Building Enclosure Requirements. Special requirements apply when constructing a multiunit residential building or converting a multiunit residential building to condominium ownership. Building enclosure design documents must be submitted with any application for a building permit addressing waterproofing, weatherproofing, and other protections of the building from water or moisture intrusion. Further, the building enclosure must be inspected by a qualified building inspector throughout the course of construction to ensure the construction is in compliance with the design documents. No condominium unit may be sold without the required enclosure design documents and inspection report.
A multiunit residential building is a building with more than two attached dwelling units, but does not include hotels, motels, dormitories, care facilities, floating homes, or buildings with attached dwelling units each on a single platted lot.
Deposits for Purchase. Under Washington Uniform Common Interest Ownership Act, a unit refers to a physical portion of a common interest community designated for separate ownership or occupancy. A common interest community may include a condominium, cooperative, plat community, or miscellaneous community. When a purchaser enters into an agreement to purchase a unit from the declarant of the community, any earnest money deposit or reservation deposit must be placed in escrow. Consistent with other real estate conveyances, the amount of earnest money that may be forfeited for failing to complete a purchase may not exceed 5 percent of the purchase price.
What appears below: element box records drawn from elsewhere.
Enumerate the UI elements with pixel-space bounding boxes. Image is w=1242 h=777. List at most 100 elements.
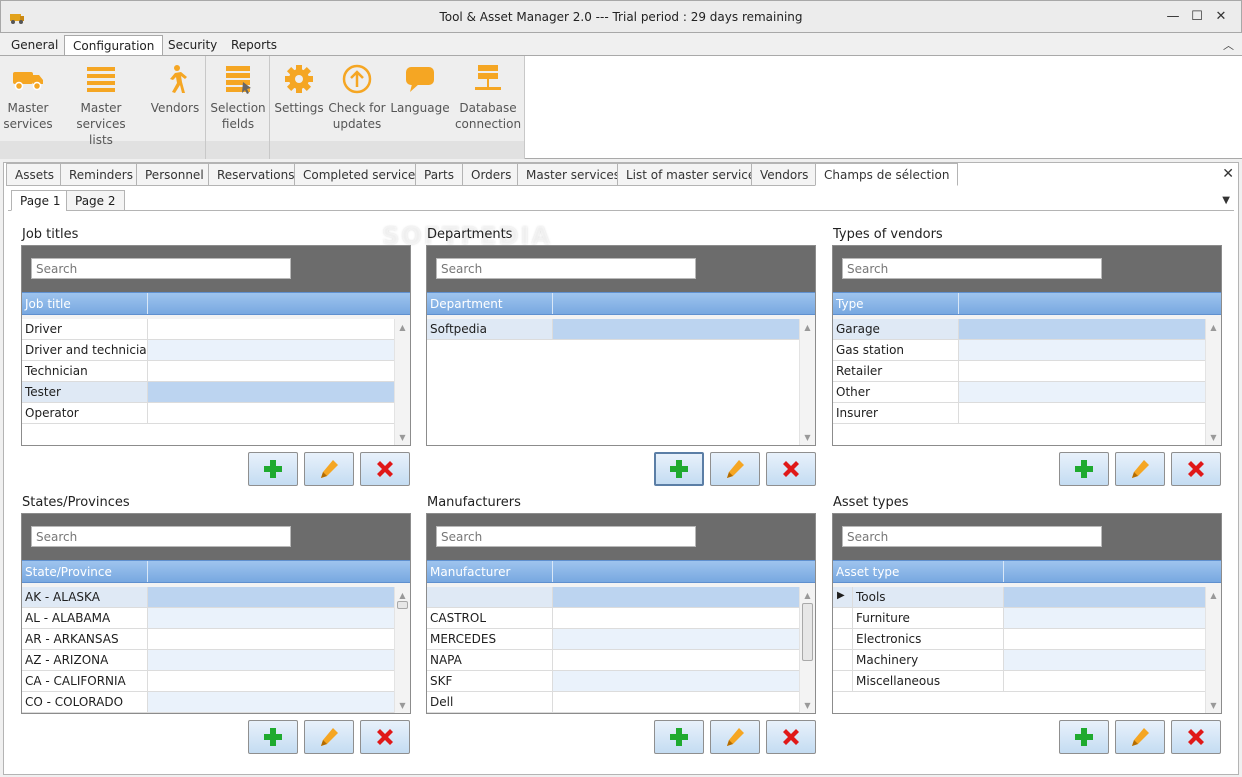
tab-assets[interactable]: Assets	[6, 163, 64, 186]
delete-button[interactable]	[1171, 720, 1221, 754]
column-header[interactable]: Job title	[25, 297, 71, 311]
scroll-thumb[interactable]	[397, 601, 408, 609]
add-button[interactable]	[654, 720, 704, 754]
close-tab-icon[interactable]: ✕	[1222, 166, 1234, 182]
table-row-selected[interactable]: ▶ Tools	[833, 587, 1221, 608]
table-row-selected[interactable]	[427, 587, 815, 608]
edit-button[interactable]	[1115, 452, 1165, 486]
minimize-button[interactable]: —	[1161, 6, 1185, 28]
vendors-button[interactable]: Vendors	[148, 60, 202, 116]
delete-button[interactable]	[1171, 452, 1221, 486]
scroll-up-icon[interactable]: ▲	[1206, 591, 1221, 600]
maximize-button[interactable]: ☐	[1185, 6, 1209, 28]
tab-personnel[interactable]: Personnel	[136, 163, 213, 186]
menu-tab-reports[interactable]: Reports	[223, 35, 285, 56]
menu-tab-general[interactable]: General	[3, 35, 66, 56]
scroll-up-icon[interactable]: ▲	[1206, 323, 1221, 332]
tab-completed-services[interactable]: Completed services	[294, 163, 431, 186]
scroll-down-icon[interactable]: ▼	[395, 701, 410, 710]
tab-list-of-master-services[interactable]: List of master services	[617, 163, 771, 186]
language-button[interactable]: Language	[390, 60, 450, 116]
search-input[interactable]	[842, 258, 1102, 279]
add-button[interactable]	[1059, 720, 1109, 754]
table-row[interactable]: AL - ALABAMA	[22, 608, 410, 629]
add-button[interactable]	[248, 452, 298, 486]
master-services-lists-button[interactable]: Master services lists	[58, 60, 144, 148]
tab-reservations[interactable]: Reservations	[208, 163, 304, 186]
table-row[interactable]: Retailer	[833, 361, 1221, 382]
scroll-thumb[interactable]	[802, 603, 813, 661]
close-window-button[interactable]: ✕	[1209, 6, 1233, 28]
menu-tab-security[interactable]: Security	[160, 35, 225, 56]
tab-reminders[interactable]: Reminders	[60, 163, 142, 186]
table-row[interactable]: CO - COLORADO	[22, 692, 410, 713]
tab-parts[interactable]: Parts	[415, 163, 463, 186]
column-header[interactable]: Manufacturer	[430, 565, 510, 579]
add-button[interactable]	[654, 452, 704, 486]
search-input[interactable]	[436, 526, 696, 547]
scroll-down-icon[interactable]: ▼	[395, 433, 410, 442]
table-row[interactable]: NAPA	[427, 650, 815, 671]
vertical-scrollbar[interactable]: ▲ ▼	[1205, 587, 1221, 713]
search-input[interactable]	[436, 258, 696, 279]
column-header[interactable]: State/Province	[25, 565, 112, 579]
settings-button[interactable]: Settings	[273, 60, 325, 116]
table-row[interactable]: Insurer	[833, 403, 1221, 424]
tab-master-services[interactable]: Master services	[517, 163, 630, 186]
table-row[interactable]: SKF	[427, 671, 815, 692]
add-button[interactable]	[248, 720, 298, 754]
delete-button[interactable]	[766, 720, 816, 754]
table-row[interactable]: Furniture	[833, 608, 1221, 629]
table-row[interactable]: Dell	[427, 692, 815, 713]
table-row[interactable]: AR - ARKANSAS	[22, 629, 410, 650]
tab-page-2[interactable]: Page 2	[66, 190, 125, 211]
database-connection-button[interactable]: Database connection	[454, 60, 522, 132]
edit-button[interactable]	[304, 720, 354, 754]
delete-button[interactable]	[360, 720, 410, 754]
table-row[interactable]: Driver	[22, 319, 410, 340]
edit-button[interactable]	[710, 720, 760, 754]
collapse-ribbon-button[interactable]: ︿	[1223, 37, 1234, 53]
table-row[interactable]: Machinery	[833, 650, 1221, 671]
scroll-up-icon[interactable]: ▲	[395, 591, 410, 600]
check-for-updates-button[interactable]: Check for updates	[328, 60, 386, 132]
table-row[interactable]: Electronics	[833, 629, 1221, 650]
column-header[interactable]: Asset type	[836, 565, 899, 579]
vertical-scrollbar[interactable]: ▲ ▼	[799, 587, 815, 713]
table-row-selected[interactable]: AK - ALASKA	[22, 587, 410, 608]
tab-vendors[interactable]: Vendors	[751, 163, 818, 186]
tab-page-1[interactable]: Page 1	[11, 190, 70, 211]
selection-fields-button[interactable]: Selection fields	[210, 60, 266, 132]
vertical-scrollbar[interactable]: ▲ ▼	[394, 587, 410, 713]
scroll-down-icon[interactable]: ▼	[1206, 433, 1221, 442]
table-row-selected[interactable]: Garage	[833, 319, 1221, 340]
scroll-down-icon[interactable]: ▼	[1206, 701, 1221, 710]
master-services-button[interactable]: Master services	[3, 60, 53, 132]
table-row[interactable]: Driver and technician	[22, 340, 410, 361]
table-row[interactable]: Gas station	[833, 340, 1221, 361]
delete-button[interactable]	[766, 452, 816, 486]
menu-tab-configuration[interactable]: Configuration	[64, 35, 164, 57]
table-row[interactable]: Operator	[22, 403, 410, 424]
table-row[interactable]: Technician	[22, 361, 410, 382]
page-dropdown-icon[interactable]: ▼	[1222, 195, 1230, 206]
column-header[interactable]: Type	[836, 297, 864, 311]
scroll-up-icon[interactable]: ▲	[800, 323, 815, 332]
vertical-scrollbar[interactable]: ▲ ▼	[394, 319, 410, 445]
table-row[interactable]: CA - CALIFORNIA	[22, 671, 410, 692]
edit-button[interactable]	[304, 452, 354, 486]
vertical-scrollbar[interactable]: ▲ ▼	[1205, 319, 1221, 445]
edit-button[interactable]	[1115, 720, 1165, 754]
edit-button[interactable]	[710, 452, 760, 486]
scroll-up-icon[interactable]: ▲	[395, 323, 410, 332]
add-button[interactable]	[1059, 452, 1109, 486]
column-header[interactable]: Department	[430, 297, 503, 311]
scroll-down-icon[interactable]: ▼	[800, 433, 815, 442]
table-row[interactable]: CASTROL	[427, 608, 815, 629]
table-row-selected[interactable]: Softpedia	[427, 319, 815, 340]
table-row[interactable]: MERCEDES	[427, 629, 815, 650]
search-input[interactable]	[31, 258, 291, 279]
table-row[interactable]: Other	[833, 382, 1221, 403]
table-row-selected[interactable]: Tester	[22, 382, 410, 403]
scroll-up-icon[interactable]: ▲	[800, 591, 815, 600]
A multiunit residential building does not include condominiums with ten or fewer units and with no more than two stories. Those condominiums are exempt from the requirement to submit building enclosure design documents and obtain periodic inspections throughout the course of construction.
Deposit funds for the purchase of a unit in a common interest community may be used for the construction costs of the unit if the declarant obtains and maintains a surety bond in favor of the purchase in an amount adequate to cover the amount of the deposit to be withdrawn. The purchase agreement must inform the purchaser that deposit funds may be used for construction costs and the deposit may not exceed 10 percent of the purchase price.